Cash Converters has been on a transformative journey, as highlighted in previous announcements regarding its strategic focus on higher-quality lending through the Cashies Loan product. The legacy loan book has been systematically reduced by 35% to A$56.7 million, aligning with the company's goal to streamline operations and enhance profitability. The Cashies Loan book itself has expanded significantly, growing to A$58.2 million from A$23.1 million as of 30 June 2025. This strategic shift is also reflected in improved net loss rates, which have decreased to 13.7% from 15.5% in the prior corresponding period, indicating a successful transition towards a more sustainable lending model.

From a financial perspective, Cash Converters maintains a robust balance sheet, with cash and cash equivalents amounting to A$43.5 million and total undrawn facilities of approximately A$74.3 million. This includes a substantial undrawn securitisation facility of A$71.5 million, which enhances the company's funding capacity and financial resilience. The net assets stand at A$253.4 million, bolstered by goodwill and intangible assets of A$81.0 million. The company has also reinstated its dividend policy, maintaining a fully franked interim dividend of 1.0 cent per share, which underscores its commitment to returning value to shareholders despite the one-off costs impacting statutory profits.

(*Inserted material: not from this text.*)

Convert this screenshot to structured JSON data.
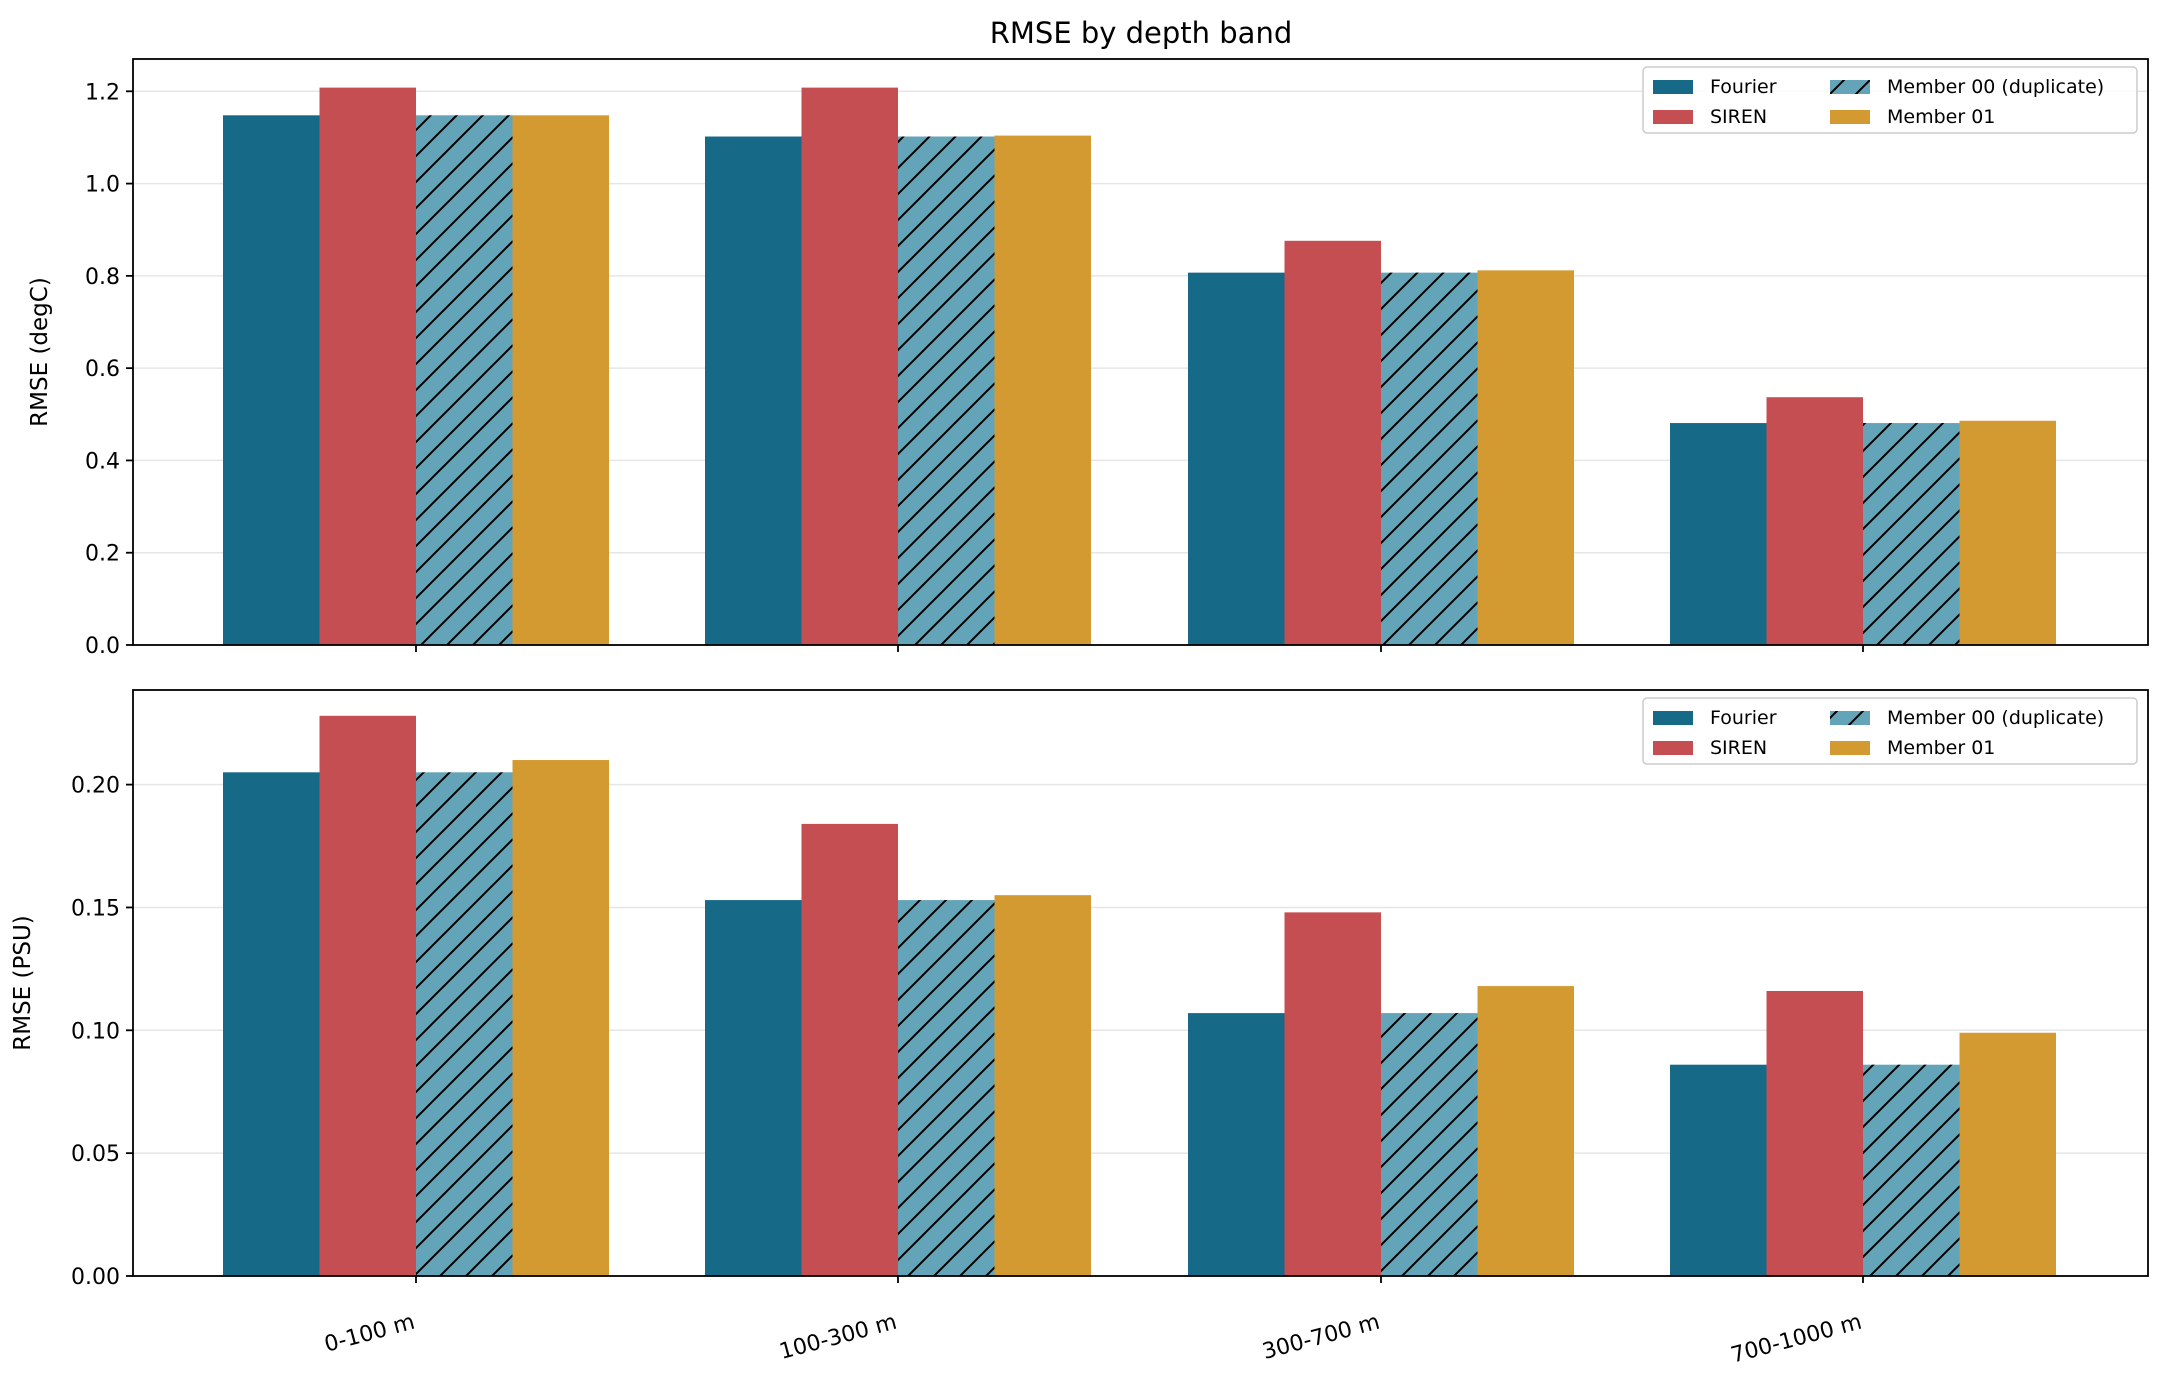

In comparison to its peers, Cash Converters is positioned favorably within the consumer finance sector. Competitors such as Money3 Corporation (ASX: MNY) and FlexiGroup (ASX: FXL) have also been navigating similar market dynamics, with Money3 reporting a revenue of A$150 million for FY2025 and FlexiGroup focusing on expanding its digital finance solutions. While Money3 has a market capitalisation of approximately A$200 million, Cash Converters' market cap is around A$300 million, reflecting its aggressive growth strategy and successful execution of store acquisitions. The recent acquisition of 36 franchise stores in H1 FY2026, including six from the Morris Group, positions Cash Converters as a formidable player in the franchise space, with a total of 656 stores across 15 countries.

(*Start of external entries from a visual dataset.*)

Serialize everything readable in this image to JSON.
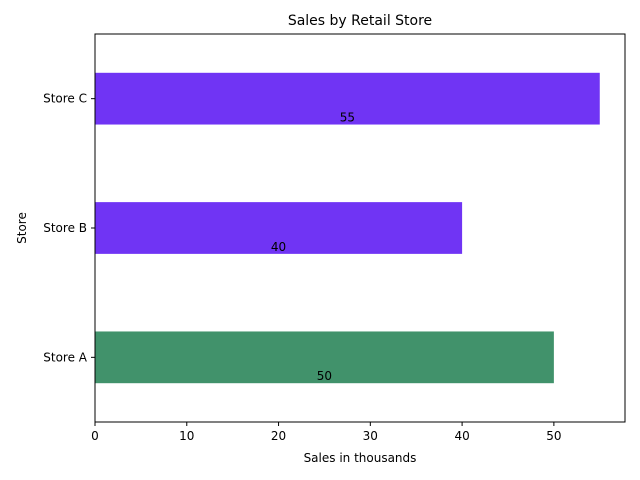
{
  "chart_data": {
    "type": "bar",
    "orientation": "horizontal",
    "title": "Sales by Retail Store",
    "xlabel": "Sales in thousands",
    "ylabel": "Store",
    "categories": [
      "Store A",
      "Store B",
      "Store C"
    ],
    "values": [
      50,
      40,
      55
    ],
    "data_labels": [
      "50",
      "40",
      "55"
    ],
    "colors": [
      "#41926b",
      "#7034f4",
      "#7034f4"
    ],
    "xlim": [
      0,
      57.75
    ],
    "xticks": [
      0,
      10,
      20,
      30,
      40,
      50
    ],
    "grid": false,
    "legend": "none"
  }
}
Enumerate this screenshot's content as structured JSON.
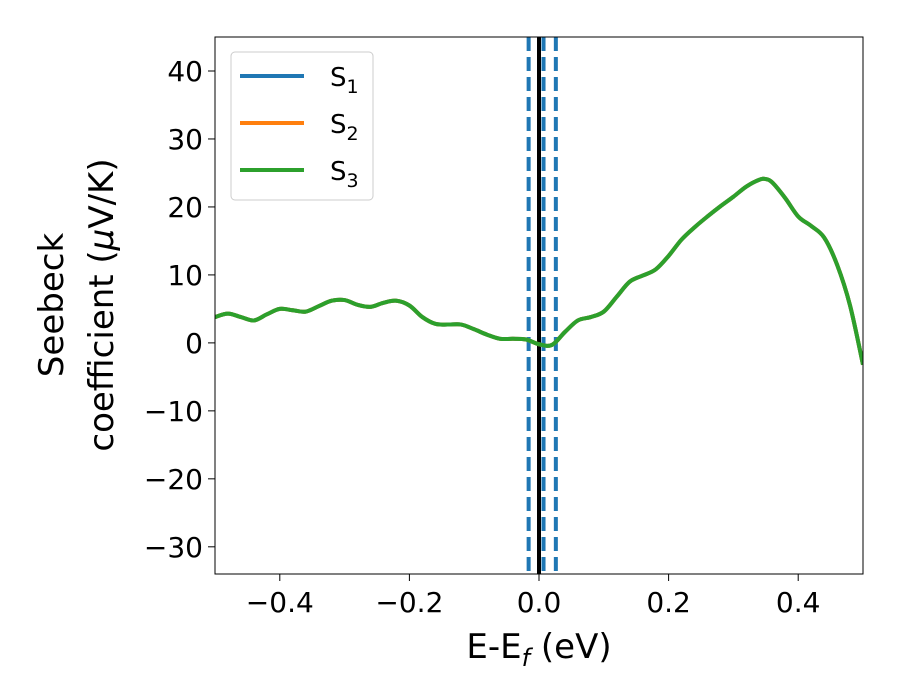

The significance of these results for Cash Converters lies in its ability to create value through a dual strategy of enhancing its loan portfolio quality and expanding its store network. The ongoing transition to the Cashies Loan product not only aligns with market demands for more responsible lending but also mitigates risks associated with legacy loan books. The successful integration of newly acquired stores, coupled with a strong liquidity position, supports the company's growth trajectory and positions it well against competitors. As Cash Converters continues to execute its strategy, the focus will remain on scaling the Cashies Loan product and maintaining operational efficiencies, which are critical for sustaining growth and enhancing shareholder value in a competitive landscape.